Hatte man von Beginn an nach außen hin offiziell immer gesamtdeutsche Fragen (also eine Revision der aufgezwungenen Teilung durch die Siegermächte) im Fokus der politischen Rhetorik gehabt, zeigt ein Blick hinter die Kulissen, dass zum Beispiel bei den frühen Demonstrationen für die Wiedervereinigung (Juni 1953) und gegen die damalige SED-Herrschaft in der jungen DDR Bundeskanzler Adenauer erst eine Woche nach dem Aufstand nach Berlin reiste und sich zu den weltbewegenden Ereignissen äußerte. Also zu einem Zeitpunkt, wo die SED-Herrschaft wieder weitgehend gefestigt war. Die damals noch volkstreuere SPD benannte dieses Verhalten richtigerweise als Politik ohne „notwendige Leidenschaft und Hingabe für das zentrale nationalpolitische Ziel der Wiedervereinigung“ (siehe: Eva Garg, in: Bernd Rabehl: Mein Freund Rudi Dutschke, Polarfilm Hörbücher 2008).

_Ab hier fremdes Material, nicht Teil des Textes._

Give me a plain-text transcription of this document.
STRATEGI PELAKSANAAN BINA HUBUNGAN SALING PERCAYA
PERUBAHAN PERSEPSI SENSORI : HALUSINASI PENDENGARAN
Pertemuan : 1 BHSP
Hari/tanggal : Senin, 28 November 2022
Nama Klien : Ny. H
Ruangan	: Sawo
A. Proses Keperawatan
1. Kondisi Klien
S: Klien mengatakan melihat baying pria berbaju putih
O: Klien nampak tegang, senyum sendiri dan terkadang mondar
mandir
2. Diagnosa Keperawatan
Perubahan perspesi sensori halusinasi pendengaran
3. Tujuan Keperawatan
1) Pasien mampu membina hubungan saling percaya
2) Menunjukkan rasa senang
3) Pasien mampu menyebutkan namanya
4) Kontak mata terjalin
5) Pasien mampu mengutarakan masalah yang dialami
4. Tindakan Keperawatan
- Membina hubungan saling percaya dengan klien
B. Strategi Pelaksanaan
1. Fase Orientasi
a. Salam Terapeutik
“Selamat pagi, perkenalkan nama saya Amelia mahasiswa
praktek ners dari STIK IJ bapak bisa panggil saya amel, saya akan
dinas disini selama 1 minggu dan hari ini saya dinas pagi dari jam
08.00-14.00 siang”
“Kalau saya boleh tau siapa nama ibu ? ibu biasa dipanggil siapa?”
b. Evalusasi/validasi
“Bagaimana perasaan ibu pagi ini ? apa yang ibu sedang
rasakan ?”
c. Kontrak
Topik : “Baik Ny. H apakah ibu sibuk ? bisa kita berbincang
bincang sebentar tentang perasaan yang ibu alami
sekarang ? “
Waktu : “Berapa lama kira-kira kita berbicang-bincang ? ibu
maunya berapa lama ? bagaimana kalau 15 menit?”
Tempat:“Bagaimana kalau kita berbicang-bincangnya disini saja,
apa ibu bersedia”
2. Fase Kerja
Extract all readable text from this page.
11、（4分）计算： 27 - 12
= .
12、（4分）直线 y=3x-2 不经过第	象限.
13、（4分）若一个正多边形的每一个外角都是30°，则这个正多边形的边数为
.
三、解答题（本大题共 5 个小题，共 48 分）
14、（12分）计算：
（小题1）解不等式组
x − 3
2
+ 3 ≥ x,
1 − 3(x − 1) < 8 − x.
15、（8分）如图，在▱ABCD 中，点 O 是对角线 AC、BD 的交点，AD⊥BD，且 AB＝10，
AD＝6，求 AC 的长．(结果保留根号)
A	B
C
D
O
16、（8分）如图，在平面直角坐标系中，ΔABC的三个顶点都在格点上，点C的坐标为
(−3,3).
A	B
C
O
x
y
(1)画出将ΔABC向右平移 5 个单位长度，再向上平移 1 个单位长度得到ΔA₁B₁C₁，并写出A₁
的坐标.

Auch heute – nach überstandenem Kalten Krieg und Beitritt der DDR zur BRD – steckt die Bundesrepublik fest in Bündnissen des Westens, wie Mitgliedschaften in EU und NATO, sowie das einflussreiche Wirken der Lobbyorganisation „Atlantikbrücke“ (Vorsitzender ist der bekannte CDU-Politiker Friedrich Merz) beweisen. Damals wie heute stellt sich die Frage, inwieweit die Interessen unseres Volkes durch die Außenpolitik der regierenden Parteien vertreten werden.
Von besonderem Interesse für unser Volk sind dabei zurzeit zwei Schauplätze, die außenpolitisches Handeln verlangen sollten. Zunächst der jetzt schon sich im zehnten Jahr (bald die doppelte Länge des Zweiten Weltkrieges) befindende Bundeswehreinsatz in Afghanistan, bei dem Kriegsverbrechen unterstützt und die Versehrtheit unserer Soldaten unnötig aufs Spiel gesetzt werden. Dann bleibt da noch die Frage der (Nicht-)Beteiligung Deutschlands am Bombenterror-Krieg gegen Gaddafis Herrschaft in Libyen.
Mal abgesehen davon, dass die Legitimation des Afghanistan-Einsatzes nach wie vor als äußerst strittig zu betrachten ist, konnte ein pikantes Detail der Hegemonialmacht USA an die Öffentlichkeit gelangen. So hatte im Februar das Magazin „Rolling Stone“ über eine mit psychologischen Mitteln agierende US-Einheit berichtet, die ihre Aktivitäten auf amerikanische und westliche Politiker ansetzte, um mehr Soldaten und Geld für den Einsatz zu bekommen. Der SPIEGEL berichtete weitergehend auch davon, dass der Nachfolger zu Guttenbergs im Verteidigungsministerium, Thomas de Maizière, ebenfalls ein Ziel dieses Vorgehens gewesen sei. Ein Hoch auf unseren so großen und starken Verbündeten USA kann man da nur sagen… Angesichts der jüngst von Pierre Dornbach auf aktion-widerstand dargestellten finanzpolitischen Zukunft der USA wundert das Verhalten von Teilen der US-Army dann vielleicht aber doch nicht mehr so sehr.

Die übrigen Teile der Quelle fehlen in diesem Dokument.